The episode ends with Jason and Michelle saying their prayers before going to bed - with Jason suggesting that maybe next time Michelle learns something too. Don't worry, Jason, the next episode is indeed focused on her.

We cut to outside the cottage, and as the camera pans up at the moon, the spaceship flies by, further making it ambigious as to whether or not the adventure really occured. If they did, I'd love to see the reaction of the first astronauts to encounter a planet full of sentient vaccuum cleaners.

What's the Verdict?

3-2-1 Penguins! is, in my opinion, pretty good. Not as good as the best VeggieTales episodes, of course, but it's a charming show in its own right. Much like having talking produce re-enact stories from the bible, the idea of what's basically Star Trek with penguins sounds like a really silly premise for a cartoon, but Big Idea pulled it off with their usual brand of good-natured snark and quirkiness. My main complaint about this episode is that it takes forever for the adventure with the penguins to get started - I mean, I know WHY, it's the first episode so they have to set up the plot, but surely you could have at least skipped the kidney pie sequence so we can get to the penguins sooner.

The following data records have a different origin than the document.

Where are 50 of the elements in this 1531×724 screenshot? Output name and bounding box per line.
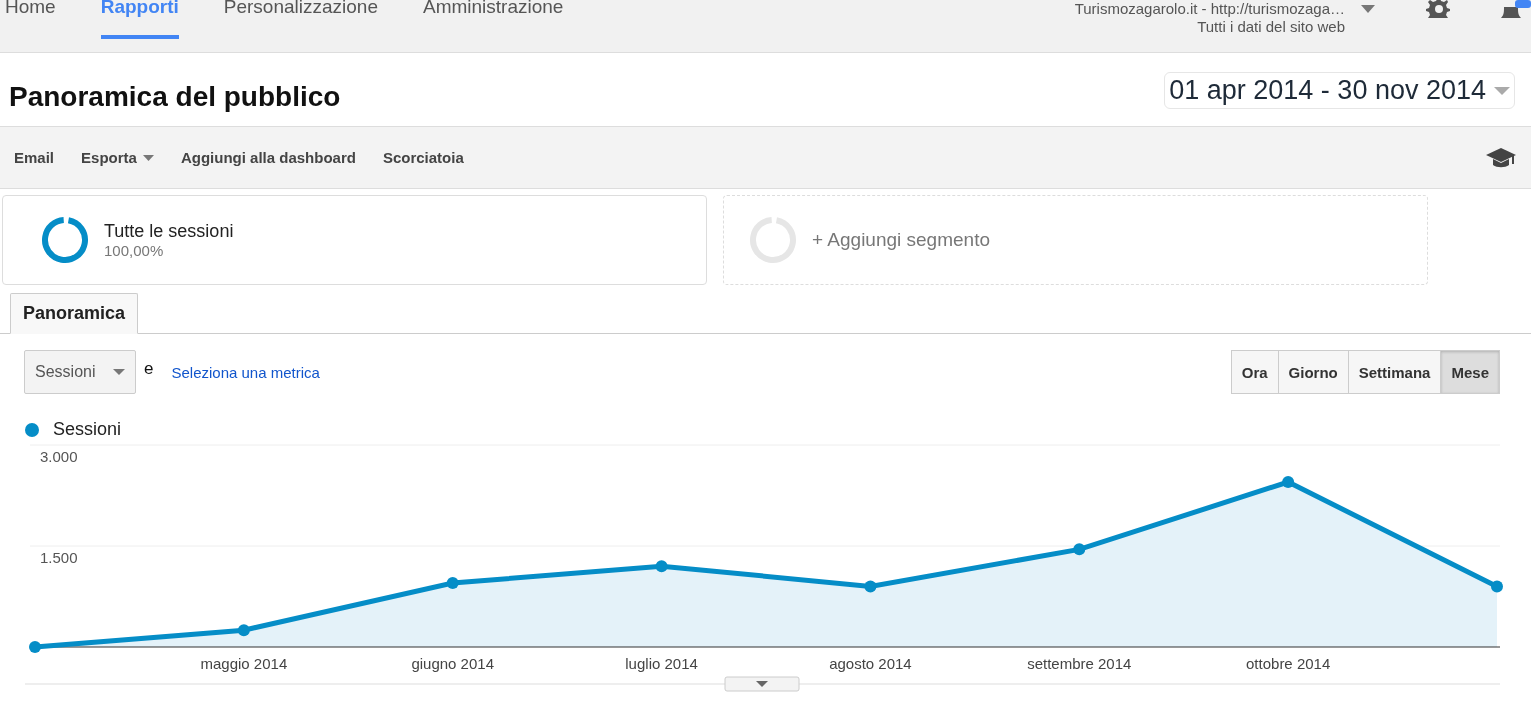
caret-icon (113, 369, 125, 375)
page-title: Panoramica del pubblico (9, 80, 341, 113)
nav-tab[interactable]: Home (5, 0, 56, 39)
legend-label: Sessioni (53, 419, 122, 440)
caret-icon (1494, 86, 1510, 95)
data-point (1073, 543, 1086, 556)
data-point (237, 624, 250, 637)
select-metric-link[interactable]: Seleziona una metrica (171, 363, 320, 381)
segment-name: Tutte le sessioni (104, 221, 234, 242)
data-point (655, 560, 668, 573)
toolbar-button[interactable]: Scorciatoia (382, 149, 464, 166)
data-point (1282, 476, 1295, 489)
period-button[interactable]: Ora (1230, 350, 1279, 394)
joiner-text: e (144, 359, 154, 379)
axis-label: settembre 2014 (1027, 655, 1132, 672)
settings-icon[interactable] (1425, 0, 1451, 18)
add-segment-label: + Aggiungi segmento (812, 229, 990, 251)
metric-select[interactable]: Sessioni (24, 350, 136, 394)
nav-tab[interactable]: Amministrazione (423, 0, 564, 39)
date-range-picker[interactable]: 01 apr 2014 - 30 nov 2014 (1164, 72, 1515, 109)
data-point (1491, 580, 1503, 593)
segment-ring-icon (40, 215, 90, 265)
property-name[interactable]: Turismozagarolo.it - http://turismozaga… (1074, 0, 1345, 18)
data-point (446, 577, 459, 590)
axis-label: giugno 2014 (411, 655, 494, 672)
axis-label: 3.000 (40, 448, 78, 465)
axis-label: maggio 2014 (200, 655, 288, 672)
view-name: Tutti i dati del sito web (1197, 18, 1345, 36)
graduation-cap-icon[interactable] (1485, 146, 1517, 169)
report-tab[interactable]: Panoramica (10, 293, 139, 334)
segment-share: 100,00% (104, 242, 165, 259)
segment-ring-icon (748, 215, 798, 265)
period-button[interactable]: Giorno (1277, 350, 1349, 394)
add-segment-card[interactable]: + Aggiungi segmento (723, 195, 1428, 285)
toolbar-button[interactable]: Aggiungi alla dashboard (180, 149, 356, 166)
toolbar-button[interactable]: Email (14, 149, 55, 166)
data-point (864, 580, 877, 593)
nav-tab[interactable]: Personalizzazione (223, 0, 378, 39)
caret-icon[interactable] (1361, 5, 1375, 13)
data-point (29, 641, 41, 653)
toolbar-button[interactable]: Esporta (81, 149, 154, 166)
axis-label: ottobre 2014 (1246, 655, 1331, 672)
axis-label: luglio 2014 (625, 655, 698, 672)
caret-icon (142, 154, 154, 161)
axis-label: agosto 2014 (829, 655, 912, 672)
axis-label: 1.500 (40, 549, 78, 566)
period-button[interactable]: Mese (1440, 350, 1500, 394)
segment-card[interactable]: Tutte le sessioni 100,00% (2, 195, 707, 285)
collapse-handle[interactable] (724, 676, 800, 692)
period-button[interactable]: Settimana (1347, 350, 1442, 394)
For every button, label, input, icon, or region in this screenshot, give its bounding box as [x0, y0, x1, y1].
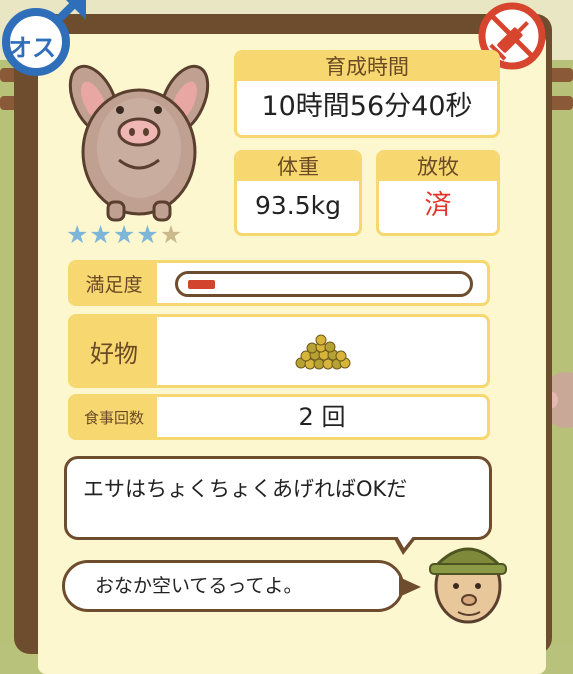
meal-count-label: 食事回数: [71, 397, 157, 437]
growth-time-label: 育成時間: [237, 53, 497, 81]
growth-time-value: 10時間56分40秒: [261, 91, 473, 122]
grazing-panel: 放牧 済: [376, 150, 500, 236]
weight-label: 体重: [237, 153, 359, 181]
farmer-face-icon: [429, 547, 507, 624]
hint-speech-bubble: エサはちょくちょくあげればOKだ: [64, 456, 492, 555]
grazing-label: 放牧: [379, 153, 497, 181]
bubble-tail: [396, 534, 415, 548]
status-speech-bubble: おなか空いてるってよ。: [62, 560, 421, 612]
meal-count-value: 2 回: [298, 403, 346, 431]
meal-count-row: 食事回数 2 回: [68, 394, 490, 440]
favorite-label: 好物: [71, 317, 157, 385]
weight-panel: 体重 93.5kg: [234, 150, 362, 236]
growth-time-panel: 育成時間 10時間56分40秒: [234, 50, 500, 138]
weight-value: 93.5kg: [254, 191, 341, 220]
satisfaction-label: 満足度: [71, 263, 157, 303]
pig-face-icon: [68, 64, 210, 222]
hint-text: エサはちょくちょくあげればOKだ: [83, 477, 408, 501]
bubble-tail: [399, 577, 421, 597]
satisfaction-row: 満足度: [68, 260, 490, 306]
star-filled-icon: ★: [112, 220, 136, 249]
satisfaction-bar: [175, 271, 473, 297]
star-empty-icon: ★: [159, 220, 183, 249]
star-filled-icon: ★: [89, 220, 112, 249]
rating-stars: ★ ★ ★ ★ ★: [66, 222, 182, 248]
favorite-food-row: 好物: [68, 314, 490, 388]
feed-pellets-icon: [295, 334, 351, 370]
grazing-value: 済: [424, 190, 452, 221]
gender-label: オス: [8, 34, 56, 62]
star-filled-icon: ★: [66, 220, 89, 249]
star-filled-icon: ★: [136, 220, 159, 249]
satisfaction-fill: [188, 280, 215, 289]
status-text: おなか空いてるってよ。: [95, 575, 303, 597]
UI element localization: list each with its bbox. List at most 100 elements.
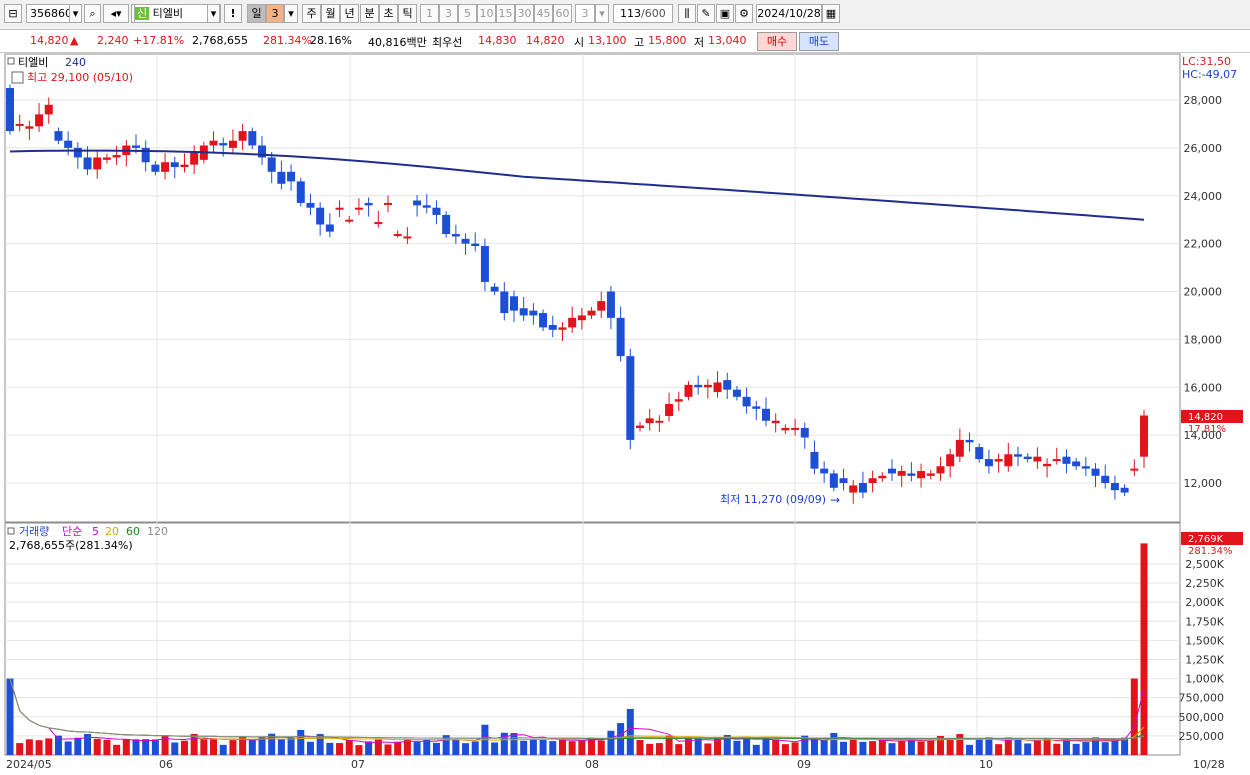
candle-body	[1033, 456, 1042, 462]
volume-bar	[132, 739, 140, 755]
volume-axis-label: 2,500K	[1185, 558, 1224, 571]
candle-body	[616, 317, 625, 357]
candle-body	[684, 384, 693, 397]
candle-body	[829, 473, 838, 488]
volume-bar	[277, 739, 285, 755]
vol-ma60-label: 60	[126, 525, 140, 538]
volume-bar	[975, 738, 983, 755]
candle-body	[791, 427, 800, 430]
vol-ma120-label: 120	[147, 525, 168, 538]
candle-body	[403, 236, 412, 239]
volume-bar	[306, 741, 314, 755]
volume-bar	[704, 743, 712, 755]
volume-bar	[16, 743, 24, 755]
ma-type-label: 단순	[62, 525, 82, 538]
candle-body	[374, 222, 383, 225]
volume-bar	[103, 740, 111, 755]
candle-body	[325, 224, 334, 232]
volume-axis-label: 1,000K	[1185, 673, 1224, 686]
candle-body	[955, 439, 964, 457]
candle-body	[1043, 463, 1052, 467]
candle-body	[335, 207, 344, 210]
volume-tag-text: 2,769K	[1188, 534, 1224, 545]
volume-bar	[200, 737, 208, 755]
volume-axis-label: 1,250K	[1185, 653, 1224, 666]
lc-label: LC:31,50	[1182, 55, 1231, 68]
high-annotation: 최고 29,100 (05/10)	[27, 71, 133, 84]
candle-body	[432, 207, 441, 215]
volume-bar	[219, 744, 227, 755]
candle-body	[267, 157, 276, 172]
candle-body	[306, 202, 315, 208]
volume-bar	[64, 741, 72, 755]
candle-body	[73, 147, 82, 158]
volume-bar	[1033, 739, 1041, 755]
volume-current-value: 2,768,655주(281.34%)	[9, 539, 133, 552]
candle-body	[471, 243, 480, 247]
candle-body	[800, 427, 809, 438]
volume-bar	[888, 743, 896, 755]
candle-body	[190, 152, 199, 165]
candle-body	[1023, 456, 1032, 460]
date-axis-label: 2024/05	[6, 758, 52, 771]
candle-body	[558, 327, 567, 330]
price-axis-label: 16,000	[1184, 381, 1223, 394]
volume-bar	[743, 737, 751, 755]
candle-body	[665, 404, 674, 416]
candle-body	[548, 325, 557, 330]
candle-body	[975, 447, 984, 460]
volume-bar	[607, 730, 615, 755]
volume-bar	[471, 741, 479, 755]
candle-body	[25, 126, 34, 129]
hc-label: HC:-49,07	[1182, 68, 1237, 81]
candle-body	[917, 471, 926, 479]
volume-bar	[384, 744, 392, 755]
current-pct-tag-text: 17.81%	[1188, 424, 1226, 435]
candle-body	[888, 468, 896, 474]
volume-bar	[946, 738, 954, 755]
date-axis: 2024/05 06 07 08 09 10 10/28	[6, 758, 1225, 771]
volume-bar	[859, 741, 867, 755]
candle-body	[354, 207, 363, 210]
vol-ma5-label: 5	[92, 525, 99, 538]
candle-body	[674, 399, 683, 402]
current-price-tag-text: 14,820	[1188, 412, 1223, 423]
ma-period-label: 240	[65, 56, 86, 69]
volume-bar	[1101, 742, 1109, 755]
candle-body	[228, 140, 237, 148]
candle-body	[6, 88, 14, 132]
volume-bar	[74, 737, 82, 755]
candle-body	[868, 478, 877, 483]
candle-body	[810, 451, 819, 469]
volume-bar	[791, 742, 799, 755]
volume-bar	[248, 739, 256, 755]
volume-bar	[626, 708, 634, 755]
volume-bar	[1014, 738, 1022, 755]
volume-bar	[1140, 543, 1148, 755]
volume-bar	[985, 737, 993, 755]
volume-bar	[558, 739, 566, 755]
candle-body	[636, 425, 644, 428]
candle-body	[907, 473, 916, 476]
candle-body	[655, 420, 664, 423]
candle-body	[1140, 415, 1148, 457]
table-icon[interactable]	[11, 71, 24, 84]
candle-body	[926, 473, 935, 476]
volume-bar	[820, 739, 828, 755]
volume-bar	[781, 744, 789, 755]
candle-body	[1052, 459, 1061, 462]
stock-chart[interactable]: 28,000 26,000 24,000 22,000 20,000 18,000 16,0…	[0, 0, 1250, 775]
candle-body	[93, 157, 102, 170]
low-annotation: 최저 11,270 (09/09)	[720, 493, 826, 506]
candle-body	[820, 468, 829, 474]
candle-body	[393, 234, 402, 237]
date-axis-label: 06	[159, 758, 173, 771]
candle-body	[723, 380, 732, 390]
volume-bar	[1072, 743, 1080, 755]
candle-body	[442, 214, 451, 235]
volume-bar	[762, 738, 770, 755]
volume-bar	[423, 740, 431, 755]
volume-bar	[297, 730, 305, 755]
candle-body	[1014, 454, 1022, 457]
candle-body	[180, 164, 189, 168]
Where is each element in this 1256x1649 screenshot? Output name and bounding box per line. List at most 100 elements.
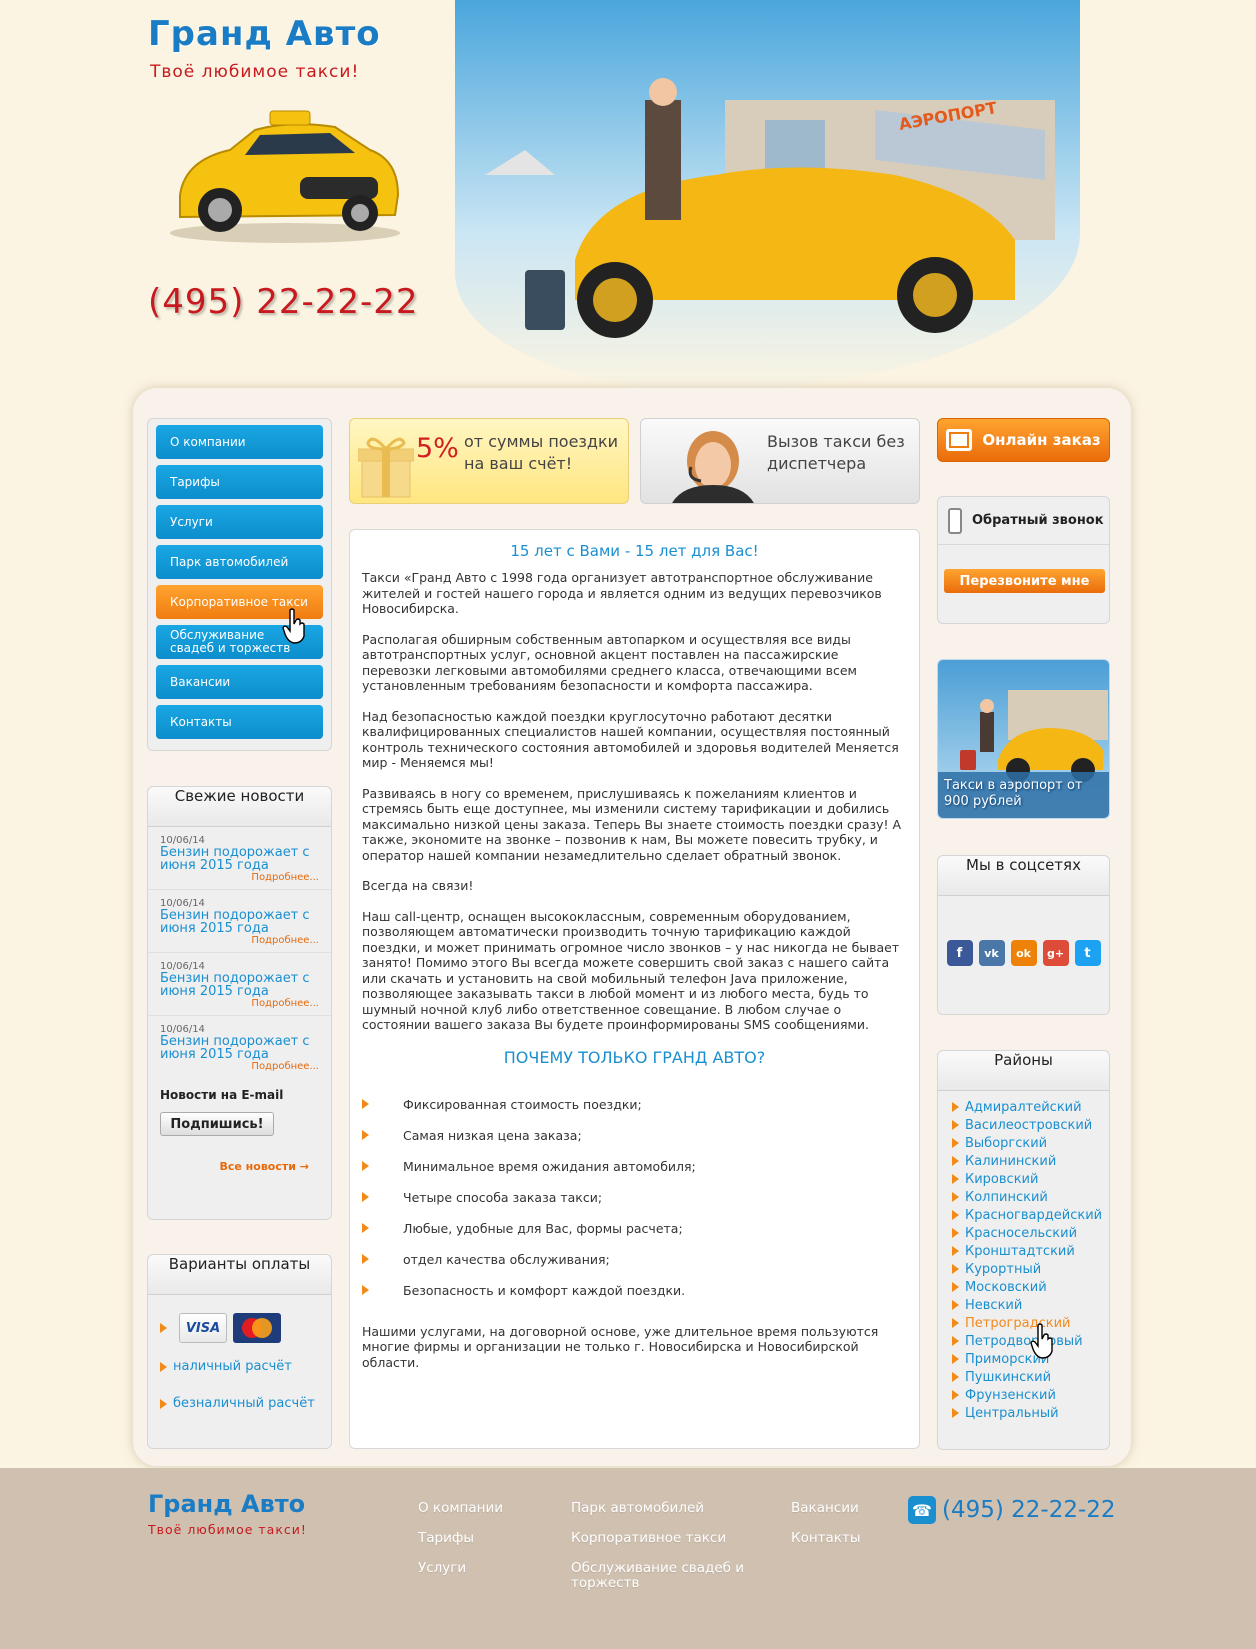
district-link[interactable]: Московский: [938, 1278, 1109, 1296]
why-title: ПОЧЕМУ ТОЛЬКО ГРАНД АВТО?: [503, 1047, 766, 1067]
facebook-icon[interactable]: f: [946, 940, 973, 966]
callback-box: Обратный звонок Перезвоните мне: [937, 496, 1110, 624]
district-link[interactable]: Пушкинский: [938, 1368, 1109, 1386]
bullet-arrow-icon: [952, 1210, 959, 1220]
bullet-arrow-icon: [160, 1361, 167, 1372]
bullet-arrow-icon: [952, 1336, 959, 1346]
district-link[interactable]: Выборгский: [938, 1134, 1109, 1152]
twitter-icon[interactable]: t: [1074, 940, 1101, 966]
district-link[interactable]: Кировский: [938, 1170, 1109, 1188]
district-link[interactable]: Красногвардейский: [938, 1206, 1109, 1224]
no-dispatcher-banner[interactable]: Вызов такси без диспетчера: [640, 418, 920, 504]
district-link[interactable]: Петроградский: [938, 1314, 1109, 1332]
content-paragraph: Развиваясь в ногу со временем, прислушив…: [362, 785, 902, 863]
taxi-car-image: [170, 110, 400, 243]
district-link[interactable]: Кронштадтский: [938, 1242, 1109, 1260]
bullet-arrow-icon: [952, 1300, 959, 1310]
news-box: Свежие новости 10/06/14 Бензин подорожае…: [147, 786, 332, 1220]
news-more-link[interactable]: Подробнее...: [160, 872, 319, 883]
footer-link-about[interactable]: О компании: [418, 1501, 503, 1516]
news-more-link[interactable]: Подробнее...: [160, 1061, 319, 1072]
district-link[interactable]: Колпинский: [938, 1188, 1109, 1206]
footer-link-services[interactable]: Услуги: [418, 1561, 466, 1576]
hero-banner: АЭРОПОРТ: [455, 0, 1080, 390]
social-icons: f vk ok g+ t: [938, 896, 1109, 966]
list-item: Минимальное время ожидания автомобиля;: [362, 1151, 907, 1182]
district-link[interactable]: Красносельский: [938, 1224, 1109, 1242]
list-item: Четыре способа заказа такси;: [362, 1182, 907, 1213]
news-link[interactable]: Бензин подорожает с июня 2015 года: [160, 909, 319, 935]
district-link[interactable]: Василеостровский: [938, 1116, 1109, 1134]
news-link[interactable]: Бензин подорожает с июня 2015 года: [160, 1035, 319, 1061]
payment-box: Варианты оплаты VISA наличный расчёт без…: [147, 1254, 332, 1449]
nav-item-fleet[interactable]: Парк автомобилей: [156, 545, 323, 579]
bonus-banner[interactable]: 5% от суммы поездки на ваш счёт!: [349, 418, 629, 504]
callback-title: Обратный звонок: [972, 513, 1104, 528]
bullet-arrow-icon: [952, 1102, 959, 1112]
vk-icon[interactable]: vk: [978, 940, 1005, 966]
district-link[interactable]: Невский: [938, 1296, 1109, 1314]
footer-link-tariffs[interactable]: Тарифы: [418, 1531, 474, 1546]
footer-phone-number: (495) 22-22-22: [942, 1497, 1116, 1523]
district-link[interactable]: Адмиралтейский: [938, 1098, 1109, 1116]
social-title: Мы в соцсетях: [938, 856, 1109, 896]
callback-header: Обратный звонок: [938, 497, 1109, 545]
district-link[interactable]: Фрунзенский: [938, 1386, 1109, 1404]
nav-item-contacts[interactable]: Контакты: [156, 705, 323, 739]
why-item: Минимальное время ожидания автомобиля;: [403, 1158, 696, 1174]
news-link[interactable]: Бензин подорожает с июня 2015 года: [160, 972, 319, 998]
district-link[interactable]: Центральный: [938, 1404, 1109, 1422]
district-link[interactable]: Калининский: [938, 1152, 1109, 1170]
district-link[interactable]: Приморский: [938, 1350, 1109, 1368]
header-phone[interactable]: (495) 22-22-22: [148, 282, 419, 322]
district-link[interactable]: Петродворцовый: [938, 1332, 1109, 1350]
news-more-link[interactable]: Подробнее...: [160, 935, 319, 946]
payment-option-cashless[interactable]: безналичный расчёт: [148, 1374, 331, 1411]
news-more-link[interactable]: Подробнее...: [160, 998, 319, 1009]
bullet-arrow-icon: [362, 1254, 369, 1264]
footer-link-contacts[interactable]: Контакты: [791, 1531, 860, 1546]
news-link[interactable]: Бензин подорожает с июня 2015 года: [160, 846, 319, 872]
online-order-button[interactable]: Онлайн заказ: [937, 418, 1110, 462]
nav-item-about[interactable]: О компании: [156, 425, 323, 459]
google-plus-icon[interactable]: g+: [1042, 940, 1069, 966]
list-item: отдел качества обслуживания;: [362, 1244, 907, 1275]
district-label: Выборгский: [965, 1135, 1048, 1151]
footer-logo-title[interactable]: Гранд Авто: [148, 1490, 305, 1518]
gift-icon: [358, 437, 414, 498]
airport-banner-text: Такси в аэропорт от 900 рублей: [944, 778, 1083, 809]
why-item: Фиксированная стоимость поездки;: [403, 1096, 642, 1112]
district-link[interactable]: Курортный: [938, 1260, 1109, 1278]
district-label: Невский: [965, 1297, 1023, 1313]
logo-title[interactable]: Гранд Авто: [148, 14, 381, 54]
nav-item-vacancies[interactable]: Вакансии: [156, 665, 323, 699]
footer-link-corporate[interactable]: Корпоративное такси: [571, 1531, 726, 1546]
mastercard-logo: [233, 1313, 281, 1343]
nav-item-tariffs[interactable]: Тарифы: [156, 465, 323, 499]
content-closing: Нашими услугами, на договорной основе, у…: [362, 1323, 879, 1370]
footer-link-vacancies[interactable]: Вакансии: [791, 1501, 859, 1516]
why-item: Самая низкая цена заказа;: [403, 1127, 582, 1143]
all-news-link[interactable]: Все новости →: [148, 1140, 331, 1173]
footer-link-weddings[interactable]: Обслуживание свадеб и торжеств: [571, 1561, 751, 1591]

The animation... well, it's typical early 2000s CGI. It certainly doesn't look like PIXAR, but it's still much more appealing on the eyes than something like Arthur's Missing Pal. The characters are fun, and most of the jokes are funny. So yeah, as a whole I'd recommend seeking 3-2-1 Penguins! out. Or at least showing it to your kids, even if they already know that waiting your turn is good.